Sesto Fiorentino, migrante muore nel rogo in un capannone dormitorio

Un uomo è morto nel rogo di un capannone in disuso a Sesto Fiorentino (Firenze) usato come rifugio da un centinaio di somali.

L'uomo era il più grave dei tre feriti nell'incendio scoppiato ieri sera nel capannone che un tempo ospitava l'ex mobilificio Aiazzone. La struttura è occupata dai cittadini extracomunitari da circa due anni.

L'uomo, 44enne (non un trentenen come sembrava in un primo momento), somalo, era stato trovato dai vigili del fuoco all'interno del fabbricato. Le sue condizioni erano state giudicate fin da subito critiche ed era stata a lungo rianimato. Poi la corsa verso l'ospedale, ma inutilmente.

In seguito all'incendio è stato deciso di montare due grandi tende nella vicina piazza Marconi per ospitare le persone rimaste senza un alloggio, circa un' ottantina di extracomunitari, per lo più somali. Il sindaco di Sesto, arrivato anche lui in via Avogadro, ha contattato i comuni limitrofi e il prefetto per trovare una soluzione per l'accoglienza.

Ma gli occupanti non vogliono allontanarsi né essere divisi.
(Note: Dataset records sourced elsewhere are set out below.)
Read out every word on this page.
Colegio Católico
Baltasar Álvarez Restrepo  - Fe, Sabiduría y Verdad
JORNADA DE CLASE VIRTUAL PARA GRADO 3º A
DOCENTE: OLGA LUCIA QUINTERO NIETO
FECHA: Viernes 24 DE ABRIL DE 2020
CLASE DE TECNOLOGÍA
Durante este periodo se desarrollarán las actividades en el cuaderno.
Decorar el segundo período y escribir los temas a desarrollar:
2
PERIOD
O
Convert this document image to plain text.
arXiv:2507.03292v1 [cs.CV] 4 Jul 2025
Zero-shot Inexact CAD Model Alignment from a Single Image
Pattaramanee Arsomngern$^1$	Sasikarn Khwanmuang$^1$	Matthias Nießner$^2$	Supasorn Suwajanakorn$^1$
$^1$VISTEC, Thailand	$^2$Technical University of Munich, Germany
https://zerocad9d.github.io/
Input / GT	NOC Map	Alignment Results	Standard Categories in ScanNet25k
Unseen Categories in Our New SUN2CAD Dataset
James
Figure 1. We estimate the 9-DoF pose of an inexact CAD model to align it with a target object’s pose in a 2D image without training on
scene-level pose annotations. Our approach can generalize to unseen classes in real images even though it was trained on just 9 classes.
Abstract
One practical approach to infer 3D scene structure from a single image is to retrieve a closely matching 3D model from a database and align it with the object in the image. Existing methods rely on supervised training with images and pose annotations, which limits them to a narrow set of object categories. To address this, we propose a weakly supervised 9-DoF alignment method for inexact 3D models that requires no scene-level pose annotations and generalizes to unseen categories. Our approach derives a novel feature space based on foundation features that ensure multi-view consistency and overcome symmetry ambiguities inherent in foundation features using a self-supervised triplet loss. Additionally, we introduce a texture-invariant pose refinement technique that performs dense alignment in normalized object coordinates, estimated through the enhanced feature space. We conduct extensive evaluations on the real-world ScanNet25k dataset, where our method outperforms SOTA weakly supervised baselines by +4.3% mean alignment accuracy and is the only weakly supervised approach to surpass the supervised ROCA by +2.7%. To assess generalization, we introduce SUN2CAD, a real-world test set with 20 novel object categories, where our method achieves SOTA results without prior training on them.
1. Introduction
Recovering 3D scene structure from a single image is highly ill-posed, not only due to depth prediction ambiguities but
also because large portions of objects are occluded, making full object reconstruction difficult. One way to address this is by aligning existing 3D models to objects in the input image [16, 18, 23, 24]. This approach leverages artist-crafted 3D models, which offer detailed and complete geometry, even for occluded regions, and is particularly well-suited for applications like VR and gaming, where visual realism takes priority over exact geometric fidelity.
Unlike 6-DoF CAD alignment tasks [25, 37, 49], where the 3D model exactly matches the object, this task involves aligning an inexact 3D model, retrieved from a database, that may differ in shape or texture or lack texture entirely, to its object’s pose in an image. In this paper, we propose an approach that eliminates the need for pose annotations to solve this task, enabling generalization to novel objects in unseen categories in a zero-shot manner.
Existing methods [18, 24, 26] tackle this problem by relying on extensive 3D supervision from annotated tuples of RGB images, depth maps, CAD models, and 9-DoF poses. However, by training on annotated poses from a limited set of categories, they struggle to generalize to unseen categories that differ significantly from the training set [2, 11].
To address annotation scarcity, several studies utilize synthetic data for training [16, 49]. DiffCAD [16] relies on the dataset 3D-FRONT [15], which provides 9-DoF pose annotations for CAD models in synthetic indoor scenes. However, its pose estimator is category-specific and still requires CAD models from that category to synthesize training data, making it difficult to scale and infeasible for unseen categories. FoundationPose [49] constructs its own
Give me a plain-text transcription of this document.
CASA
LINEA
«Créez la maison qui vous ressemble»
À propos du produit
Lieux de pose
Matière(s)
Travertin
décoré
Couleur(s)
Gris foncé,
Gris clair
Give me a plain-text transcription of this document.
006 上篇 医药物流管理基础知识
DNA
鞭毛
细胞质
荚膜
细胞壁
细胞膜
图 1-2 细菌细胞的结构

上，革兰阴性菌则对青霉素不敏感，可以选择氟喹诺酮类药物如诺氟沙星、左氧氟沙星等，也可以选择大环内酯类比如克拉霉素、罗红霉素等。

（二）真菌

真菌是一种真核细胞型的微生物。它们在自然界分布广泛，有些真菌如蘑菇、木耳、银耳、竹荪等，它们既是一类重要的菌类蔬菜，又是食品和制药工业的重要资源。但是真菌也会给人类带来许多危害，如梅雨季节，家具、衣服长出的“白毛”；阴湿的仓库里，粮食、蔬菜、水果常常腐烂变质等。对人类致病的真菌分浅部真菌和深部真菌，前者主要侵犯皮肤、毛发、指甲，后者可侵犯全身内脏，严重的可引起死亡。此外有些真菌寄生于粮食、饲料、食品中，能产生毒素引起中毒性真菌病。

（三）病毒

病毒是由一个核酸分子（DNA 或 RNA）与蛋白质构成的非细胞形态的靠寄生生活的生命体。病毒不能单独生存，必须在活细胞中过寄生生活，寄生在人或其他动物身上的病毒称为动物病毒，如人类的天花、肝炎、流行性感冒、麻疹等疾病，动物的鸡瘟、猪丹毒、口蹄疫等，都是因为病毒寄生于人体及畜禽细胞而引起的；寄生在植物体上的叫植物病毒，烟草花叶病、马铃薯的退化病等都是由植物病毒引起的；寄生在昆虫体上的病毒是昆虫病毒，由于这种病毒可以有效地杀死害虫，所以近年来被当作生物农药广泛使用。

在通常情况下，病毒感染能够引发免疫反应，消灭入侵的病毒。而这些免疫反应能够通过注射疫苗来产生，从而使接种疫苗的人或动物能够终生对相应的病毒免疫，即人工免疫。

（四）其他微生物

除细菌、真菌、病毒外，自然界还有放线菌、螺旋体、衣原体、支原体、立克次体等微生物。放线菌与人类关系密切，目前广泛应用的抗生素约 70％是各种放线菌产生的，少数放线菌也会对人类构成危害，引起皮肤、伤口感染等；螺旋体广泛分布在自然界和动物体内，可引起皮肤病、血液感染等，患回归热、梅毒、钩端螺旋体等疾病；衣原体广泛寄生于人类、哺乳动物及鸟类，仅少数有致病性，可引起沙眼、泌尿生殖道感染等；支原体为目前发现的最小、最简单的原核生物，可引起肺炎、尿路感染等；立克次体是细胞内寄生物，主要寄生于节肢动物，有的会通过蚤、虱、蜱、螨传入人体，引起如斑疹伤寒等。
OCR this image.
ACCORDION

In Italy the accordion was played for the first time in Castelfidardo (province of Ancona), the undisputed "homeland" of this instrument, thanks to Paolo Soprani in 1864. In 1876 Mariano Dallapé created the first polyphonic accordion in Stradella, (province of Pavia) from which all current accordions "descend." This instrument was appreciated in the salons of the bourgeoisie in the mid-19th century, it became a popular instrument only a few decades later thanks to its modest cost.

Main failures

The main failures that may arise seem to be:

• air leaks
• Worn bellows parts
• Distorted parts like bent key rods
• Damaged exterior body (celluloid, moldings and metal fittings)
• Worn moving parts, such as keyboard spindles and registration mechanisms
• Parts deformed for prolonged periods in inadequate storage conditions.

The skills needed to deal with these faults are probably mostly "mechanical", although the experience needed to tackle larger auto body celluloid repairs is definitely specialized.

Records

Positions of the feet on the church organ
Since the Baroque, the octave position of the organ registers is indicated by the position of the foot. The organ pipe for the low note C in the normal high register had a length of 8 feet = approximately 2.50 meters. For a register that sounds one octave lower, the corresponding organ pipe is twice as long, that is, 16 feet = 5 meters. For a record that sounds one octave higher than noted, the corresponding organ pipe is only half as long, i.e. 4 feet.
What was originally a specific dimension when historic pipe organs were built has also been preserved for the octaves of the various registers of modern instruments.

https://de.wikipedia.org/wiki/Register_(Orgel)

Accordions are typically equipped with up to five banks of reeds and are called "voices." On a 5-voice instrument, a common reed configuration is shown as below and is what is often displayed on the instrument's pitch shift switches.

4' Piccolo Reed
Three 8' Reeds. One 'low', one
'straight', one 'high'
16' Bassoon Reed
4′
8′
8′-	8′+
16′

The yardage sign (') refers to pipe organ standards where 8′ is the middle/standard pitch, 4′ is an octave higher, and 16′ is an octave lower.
A decine gli extracomunitari sono rimasti vicino al fabbricato dove sono scoppiate le fiamme che hanno fatto un morto mentre altre due persone sono finite in ospedale perché intossicate: entrambe non sarebbero gravi.

Lo stabile, che un tempo ospitava il mobilificio Aiazzone, era stato occupato nel dicembre 2014 da una cinquantina di extracomunitari, tutti, secondo quanto spiegato all'epoca dal Movimento di lotta per la casa, profughi richiedenti asilo che erano stati in precedenza ospitati per alcuni mesi in strutture di accoglienza.

«La situazione qui è ingestibile, abbiamo circa 80 persone e due tende senza riscaldamento che ne possono contenere al massimo 20 ciascuna». Così Serena Leoni, la coordinatrice dell’organizzazione umanitaria Medici per i diritti umani (Medu), che assiste le persone che da quasi due anni avevano trovato riparo nel capannone.
«Le persone hanno chiesto almeno dei bagni chimici che per ora non sono arrivati - dice ancora -, dovrebbe fornirli il Comune di Sesto Fiorentino che sta organizzando anche un pranzo». Stando a quanto affermato dall’esponente dell’ organizzazione umanitaria, «il Comune di Sesto starebbe cercando un contatto con quello di Firenze per arrivare a una soluzione condivisa». «Fa freddo, qui - prosegue - si può stare uno, al massimo due giorni».
In base alle informazioni in possesso di ‘Medici per i diritti umanì, dal maggio del 2015 nel capannone viveva una comunità di persone di nazionalità somala ed etiope, molte delle quali arrivate dopo lo sgombero di uno stabile occupato in via Slataper, a Firenze. «Si tratta di una comunità mobile - afferma Leoni -, dentro al capannone ci stavano dalle 70 alle 150 persone a seconda del periodo dell’anno».
Quanto alle cause del rogo «non conosciamo l’esatta dinamica», afferma ancora Serena Leoni. «Di certo - prosegue - c’è che lo scorso gennaio le forze dell’ordine avevano staccato la corrente», a cui gli occupanti si erano allacciati abusivamente. A seguito dell’episodio, spiega sempre Leoni, «loro si erano ricollegati con un impianto di fortuna». All’ interno, aggiunge «lo stabile era stato diviso con pannelli di compensato per creare stanze singole, quando pioveva i locali si allagavano e c’erano fili scoperti».